FEniCS · blechta · Mar 27, 2018 · Mar 27, 2018 · May 3, 2018 · May 9, 2018
diff --git a/AUTHORS b/AUTHORS
@@ -49,6 +49,10 @@ Contributors:
     email: dag@f.kth.se
     www:   http://www.f.kth.se/~dag/
 
+    Fabian Löschner
+    email: fabian.loeschner@rwth-aachen.de
+    www:   https://w1th0utnam3.github.io/
+
     Ola Skavhaug
     email: skavhaug@simula.no
     www:   http://home.simula.no/~skavhaug/

diff --git a/ffc/uflacs/build_uflacs_ir.py b/ffc/uflacs/build_uflacs_ir.py
@@ -59,7 +59,7 @@ def get_common_block_data(blockdata):
 
 
 preintegrated_block_data_t = namedtuple("preintegrated_block_data_t",
-                                        common_block_data_fields + ["is_uniform", "name"])
+                                        common_block_data_fields + ["is_uniform", "name", "unroll", "inline"])
 
 premultiplied_block_data_t = namedtuple("premultiplied_block_data_t",
                                         common_block_data_fields + ["is_uniform", "name"])
@@ -195,6 +195,7 @@ def uflacs_default_parameters(optimize):
         "enable_sum_factorization": False,
         "enable_block_transpose_reuse": False,
         "enable_table_zero_compression": False,
+        "max_preintegrated_unrolled_table_size": 1024,
 
         # Code generation parameters
         "vectorize": False,
@@ -543,8 +544,18 @@ def build_uflacs_ir(cell, integral_type, entitytype, integrands, tensor_shape,
                                                  unique_table_num_dofs)
                     ptable = clamp_table_small_numbers(
                         ptable, rtol=p["table_rtol"], atol=p["table_atol"])
+                else:
+                    ptable = unique_tables[pname]
+
+                # Decide whether to unroll dofblock assignment
+                max_unroll_size = ir["params"]["max_preintegrated_unrolled_table_size"]
+                unroll = numpy.prod(ptable.shape[1:]) <= max_unroll_size  # First dimension is entity
+                inline = unroll and integral_type == "cell"
 
+                if pname is None:
+                    # Store the table on the cache miss
                     pname = "PI%d" % (len(cache, ))
+                    pname += "_inline" if inline else ""
                     cache[unames] = pname
                     unique_tables[pname] = ptable
                     unique_table_types[pname] = "preintegrated"
@@ -553,7 +564,7 @@ def build_uflacs_ir(cell, integral_type, entitytype, integrands, tensor_shape,
                 block_unames = (pname, )
                 blockdata = preintegrated_block_data_t(
                     block_mode, ttypes, factor_index, factor_is_piecewise, block_unames,
-                    block_restrictions, block_is_transposed, block_is_uniform, pname)
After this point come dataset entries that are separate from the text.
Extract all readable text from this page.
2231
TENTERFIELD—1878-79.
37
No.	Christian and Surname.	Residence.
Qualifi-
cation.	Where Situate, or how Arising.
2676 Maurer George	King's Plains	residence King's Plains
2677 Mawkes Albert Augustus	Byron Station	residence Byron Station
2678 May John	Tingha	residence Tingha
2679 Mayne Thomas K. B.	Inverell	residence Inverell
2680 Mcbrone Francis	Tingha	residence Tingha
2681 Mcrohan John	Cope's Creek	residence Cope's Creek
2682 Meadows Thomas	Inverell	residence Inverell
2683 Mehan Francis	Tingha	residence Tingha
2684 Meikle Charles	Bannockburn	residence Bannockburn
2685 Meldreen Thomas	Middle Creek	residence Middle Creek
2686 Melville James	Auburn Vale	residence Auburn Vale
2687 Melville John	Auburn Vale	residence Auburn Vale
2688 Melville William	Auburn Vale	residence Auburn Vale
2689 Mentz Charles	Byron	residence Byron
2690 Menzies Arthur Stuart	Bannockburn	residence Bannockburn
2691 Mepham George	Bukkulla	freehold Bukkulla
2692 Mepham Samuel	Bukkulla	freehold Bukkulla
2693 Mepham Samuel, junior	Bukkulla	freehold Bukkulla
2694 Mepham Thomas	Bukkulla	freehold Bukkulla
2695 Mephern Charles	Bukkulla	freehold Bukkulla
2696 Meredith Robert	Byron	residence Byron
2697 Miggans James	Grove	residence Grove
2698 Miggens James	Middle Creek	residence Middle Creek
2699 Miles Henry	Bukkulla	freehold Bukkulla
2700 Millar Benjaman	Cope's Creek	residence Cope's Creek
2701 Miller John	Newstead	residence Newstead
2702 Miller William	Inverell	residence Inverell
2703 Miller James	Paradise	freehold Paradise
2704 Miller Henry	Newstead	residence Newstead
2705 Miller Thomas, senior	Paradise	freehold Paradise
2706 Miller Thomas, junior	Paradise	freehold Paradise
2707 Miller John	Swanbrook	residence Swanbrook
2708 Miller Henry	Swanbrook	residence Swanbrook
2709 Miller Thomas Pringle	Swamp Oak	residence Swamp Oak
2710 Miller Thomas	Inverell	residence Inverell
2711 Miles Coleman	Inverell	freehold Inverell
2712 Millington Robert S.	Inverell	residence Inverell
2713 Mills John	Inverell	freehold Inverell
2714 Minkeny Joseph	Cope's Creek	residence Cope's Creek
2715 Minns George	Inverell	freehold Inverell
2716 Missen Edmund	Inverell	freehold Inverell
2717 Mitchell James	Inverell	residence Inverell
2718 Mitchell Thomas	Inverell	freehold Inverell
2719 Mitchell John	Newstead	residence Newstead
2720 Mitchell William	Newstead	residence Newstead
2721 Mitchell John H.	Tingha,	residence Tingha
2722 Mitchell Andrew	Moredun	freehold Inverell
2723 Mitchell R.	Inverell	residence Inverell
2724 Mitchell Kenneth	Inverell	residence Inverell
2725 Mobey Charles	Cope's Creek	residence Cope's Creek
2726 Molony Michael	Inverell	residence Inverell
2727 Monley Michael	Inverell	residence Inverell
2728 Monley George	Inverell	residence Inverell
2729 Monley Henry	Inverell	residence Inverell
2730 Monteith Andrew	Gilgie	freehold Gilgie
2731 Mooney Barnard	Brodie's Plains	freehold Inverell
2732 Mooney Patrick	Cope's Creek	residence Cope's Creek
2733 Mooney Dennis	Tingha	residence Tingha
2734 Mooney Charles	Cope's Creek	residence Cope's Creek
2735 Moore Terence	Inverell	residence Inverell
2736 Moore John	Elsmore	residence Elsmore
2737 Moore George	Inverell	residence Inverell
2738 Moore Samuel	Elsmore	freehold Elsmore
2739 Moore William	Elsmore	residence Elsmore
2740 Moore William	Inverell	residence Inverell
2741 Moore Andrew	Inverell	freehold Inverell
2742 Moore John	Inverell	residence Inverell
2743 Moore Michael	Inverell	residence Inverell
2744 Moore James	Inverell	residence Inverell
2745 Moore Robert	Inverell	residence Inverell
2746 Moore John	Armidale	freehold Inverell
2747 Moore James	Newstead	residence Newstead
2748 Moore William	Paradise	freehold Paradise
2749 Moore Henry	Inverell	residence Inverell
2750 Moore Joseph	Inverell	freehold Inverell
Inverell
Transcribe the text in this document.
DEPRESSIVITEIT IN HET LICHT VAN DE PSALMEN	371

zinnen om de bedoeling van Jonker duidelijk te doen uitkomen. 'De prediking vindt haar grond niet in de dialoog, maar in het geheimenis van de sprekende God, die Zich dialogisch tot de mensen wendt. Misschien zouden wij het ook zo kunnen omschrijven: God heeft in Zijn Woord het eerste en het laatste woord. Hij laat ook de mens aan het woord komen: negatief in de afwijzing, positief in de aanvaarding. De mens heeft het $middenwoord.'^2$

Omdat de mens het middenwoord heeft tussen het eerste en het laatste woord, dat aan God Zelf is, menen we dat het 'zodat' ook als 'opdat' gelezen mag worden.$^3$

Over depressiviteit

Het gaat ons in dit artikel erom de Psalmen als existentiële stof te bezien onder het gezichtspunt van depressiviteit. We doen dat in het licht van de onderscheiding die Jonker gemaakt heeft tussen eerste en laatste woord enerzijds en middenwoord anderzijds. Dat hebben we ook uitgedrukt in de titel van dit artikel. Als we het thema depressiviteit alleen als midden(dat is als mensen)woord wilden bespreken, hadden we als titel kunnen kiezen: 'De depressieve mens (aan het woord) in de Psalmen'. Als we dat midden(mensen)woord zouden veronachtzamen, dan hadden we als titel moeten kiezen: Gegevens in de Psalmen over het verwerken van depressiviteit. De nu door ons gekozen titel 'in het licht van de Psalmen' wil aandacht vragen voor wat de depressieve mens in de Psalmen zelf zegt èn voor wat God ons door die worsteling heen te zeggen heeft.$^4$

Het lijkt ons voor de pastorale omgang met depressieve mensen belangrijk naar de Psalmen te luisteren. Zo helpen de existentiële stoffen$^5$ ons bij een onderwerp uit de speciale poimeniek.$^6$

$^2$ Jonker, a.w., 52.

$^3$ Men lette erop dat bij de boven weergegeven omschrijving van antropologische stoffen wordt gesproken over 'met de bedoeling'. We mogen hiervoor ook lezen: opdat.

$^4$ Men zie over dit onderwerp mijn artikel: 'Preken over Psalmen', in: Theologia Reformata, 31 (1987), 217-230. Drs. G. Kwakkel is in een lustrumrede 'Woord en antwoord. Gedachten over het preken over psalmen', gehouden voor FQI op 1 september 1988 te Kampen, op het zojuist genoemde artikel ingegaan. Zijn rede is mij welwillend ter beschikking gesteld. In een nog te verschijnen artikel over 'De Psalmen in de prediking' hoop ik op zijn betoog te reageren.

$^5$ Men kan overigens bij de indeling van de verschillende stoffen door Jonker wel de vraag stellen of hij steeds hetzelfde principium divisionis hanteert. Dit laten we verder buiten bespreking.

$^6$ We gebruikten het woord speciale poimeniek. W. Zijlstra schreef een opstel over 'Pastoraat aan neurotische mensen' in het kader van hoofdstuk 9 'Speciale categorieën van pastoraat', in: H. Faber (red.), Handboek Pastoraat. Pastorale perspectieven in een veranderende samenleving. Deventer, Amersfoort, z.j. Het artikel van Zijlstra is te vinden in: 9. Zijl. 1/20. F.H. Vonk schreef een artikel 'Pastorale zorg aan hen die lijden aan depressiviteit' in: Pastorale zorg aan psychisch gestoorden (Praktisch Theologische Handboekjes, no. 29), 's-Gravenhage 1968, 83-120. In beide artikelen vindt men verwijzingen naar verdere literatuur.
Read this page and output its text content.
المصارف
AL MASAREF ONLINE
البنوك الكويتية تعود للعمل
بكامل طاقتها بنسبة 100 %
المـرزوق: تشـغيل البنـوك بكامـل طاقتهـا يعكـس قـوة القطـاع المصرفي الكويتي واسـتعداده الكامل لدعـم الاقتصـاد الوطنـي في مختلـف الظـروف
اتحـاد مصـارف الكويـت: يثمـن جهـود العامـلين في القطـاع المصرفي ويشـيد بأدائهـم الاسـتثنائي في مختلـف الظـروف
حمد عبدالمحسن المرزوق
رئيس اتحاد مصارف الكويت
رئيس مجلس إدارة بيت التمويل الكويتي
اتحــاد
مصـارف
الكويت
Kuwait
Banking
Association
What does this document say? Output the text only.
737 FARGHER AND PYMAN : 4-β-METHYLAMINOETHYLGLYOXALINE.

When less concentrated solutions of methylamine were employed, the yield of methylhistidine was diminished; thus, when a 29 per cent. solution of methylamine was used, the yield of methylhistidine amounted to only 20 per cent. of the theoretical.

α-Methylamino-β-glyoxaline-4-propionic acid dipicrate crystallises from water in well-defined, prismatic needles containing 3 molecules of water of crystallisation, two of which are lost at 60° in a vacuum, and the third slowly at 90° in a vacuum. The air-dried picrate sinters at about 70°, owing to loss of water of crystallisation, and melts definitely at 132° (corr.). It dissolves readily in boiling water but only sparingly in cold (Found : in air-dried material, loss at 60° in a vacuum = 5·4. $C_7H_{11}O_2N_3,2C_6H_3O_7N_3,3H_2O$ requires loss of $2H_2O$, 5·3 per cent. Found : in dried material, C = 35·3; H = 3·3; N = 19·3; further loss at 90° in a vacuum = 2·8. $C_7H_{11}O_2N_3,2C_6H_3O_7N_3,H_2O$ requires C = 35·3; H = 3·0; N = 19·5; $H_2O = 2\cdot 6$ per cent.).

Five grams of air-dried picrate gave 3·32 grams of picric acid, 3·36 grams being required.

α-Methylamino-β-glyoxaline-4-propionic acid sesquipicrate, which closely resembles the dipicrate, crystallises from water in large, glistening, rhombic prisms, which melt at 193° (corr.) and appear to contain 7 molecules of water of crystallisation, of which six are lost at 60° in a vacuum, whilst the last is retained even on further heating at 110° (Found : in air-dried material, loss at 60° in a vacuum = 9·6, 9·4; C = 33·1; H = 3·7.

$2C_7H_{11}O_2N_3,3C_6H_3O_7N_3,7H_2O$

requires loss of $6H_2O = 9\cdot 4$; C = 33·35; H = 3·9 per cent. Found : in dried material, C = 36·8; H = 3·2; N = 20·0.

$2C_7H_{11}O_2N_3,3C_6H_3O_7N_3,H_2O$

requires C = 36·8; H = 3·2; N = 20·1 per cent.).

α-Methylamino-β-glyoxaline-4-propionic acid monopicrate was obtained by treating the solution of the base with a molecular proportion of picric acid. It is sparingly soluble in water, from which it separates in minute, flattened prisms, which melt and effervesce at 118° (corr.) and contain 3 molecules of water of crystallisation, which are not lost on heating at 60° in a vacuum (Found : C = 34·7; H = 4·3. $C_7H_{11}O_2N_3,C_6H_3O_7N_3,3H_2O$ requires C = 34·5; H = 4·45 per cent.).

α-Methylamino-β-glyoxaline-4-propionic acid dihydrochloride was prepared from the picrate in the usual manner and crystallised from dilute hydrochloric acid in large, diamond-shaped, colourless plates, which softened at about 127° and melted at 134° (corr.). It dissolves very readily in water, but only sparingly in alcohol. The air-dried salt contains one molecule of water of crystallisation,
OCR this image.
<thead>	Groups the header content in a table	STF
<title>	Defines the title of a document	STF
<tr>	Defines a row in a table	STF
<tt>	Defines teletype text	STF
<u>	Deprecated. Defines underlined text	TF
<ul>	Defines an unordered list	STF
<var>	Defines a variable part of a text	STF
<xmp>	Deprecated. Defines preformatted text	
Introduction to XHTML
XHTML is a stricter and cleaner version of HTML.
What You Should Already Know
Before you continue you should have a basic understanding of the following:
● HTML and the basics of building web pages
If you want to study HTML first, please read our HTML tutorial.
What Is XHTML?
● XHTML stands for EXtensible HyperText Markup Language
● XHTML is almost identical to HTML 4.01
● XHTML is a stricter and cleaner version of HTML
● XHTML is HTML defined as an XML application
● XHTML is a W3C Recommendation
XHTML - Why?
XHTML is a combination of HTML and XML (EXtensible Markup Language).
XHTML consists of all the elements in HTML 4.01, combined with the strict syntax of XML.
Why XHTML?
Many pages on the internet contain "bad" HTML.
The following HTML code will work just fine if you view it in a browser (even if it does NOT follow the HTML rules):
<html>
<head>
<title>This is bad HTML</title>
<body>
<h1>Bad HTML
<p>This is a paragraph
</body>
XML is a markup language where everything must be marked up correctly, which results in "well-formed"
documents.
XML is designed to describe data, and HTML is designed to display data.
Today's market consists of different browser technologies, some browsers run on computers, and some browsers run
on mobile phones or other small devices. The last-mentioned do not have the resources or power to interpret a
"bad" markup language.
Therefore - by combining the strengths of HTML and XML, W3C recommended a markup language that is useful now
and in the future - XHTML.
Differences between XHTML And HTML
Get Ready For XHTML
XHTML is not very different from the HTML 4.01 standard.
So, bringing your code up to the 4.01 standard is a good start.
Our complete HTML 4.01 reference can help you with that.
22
+                    block_restrictions, block_is_transposed, block_is_uniform, pname, unroll, inline)
                 block_is_piecewise = True
 
             elif block_mode == "premultiplied":

diff --git a/ffc/uflacs/integralgenerator.py b/ffc/uflacs/integralgenerator.py
@@ -17,6 +17,7 @@
 from ufl import product
 from ufl.classes import Condition
 from ufl.measure import custom_integral_types, point_integral_types
+from ufl.utils.indexflattening import shape_to_strides
 
 logger = logging.getLogger(__name__)
 
@@ -289,7 +290,6 @@ def generate_element_tables(self):
 
         tables = self.ir["unique_tables"]
         table_types = self.ir["unique_table_types"]
-        inline_tables = self.ir["integral_type"] == "cell"
 
         alignas = self.ir["params"]["alignas"]
         padlen = self.ir["params"]["padlen"]
@@ -304,14 +304,14 @@ def generate_element_tables(self):
         for name in table_names:
             table = tables[name]
 
-            # Don't pad preintegrated tables
+            # Don't pad preintegrated tables. FIXME: Why?!
             if name[0] == "P":
                 p = 1
             else:
                 p = padlen
 
             # Skip tables that are inlined in code generation
-            if inline_tables and name[:2] == "PI":
+            if "inline" in name:
                 continue
 
             decl = L.ArrayDecl(
@@ -591,9 +591,13 @@ def generate_dofblock_partition(self, num_points):
 
         blocks = [(blockmap, blockdata)
                   for blockmap, contributions in sorted(block_contributions.items())
-                  for blockdata in contributions if blockdata.block_mode != "preintegrated"]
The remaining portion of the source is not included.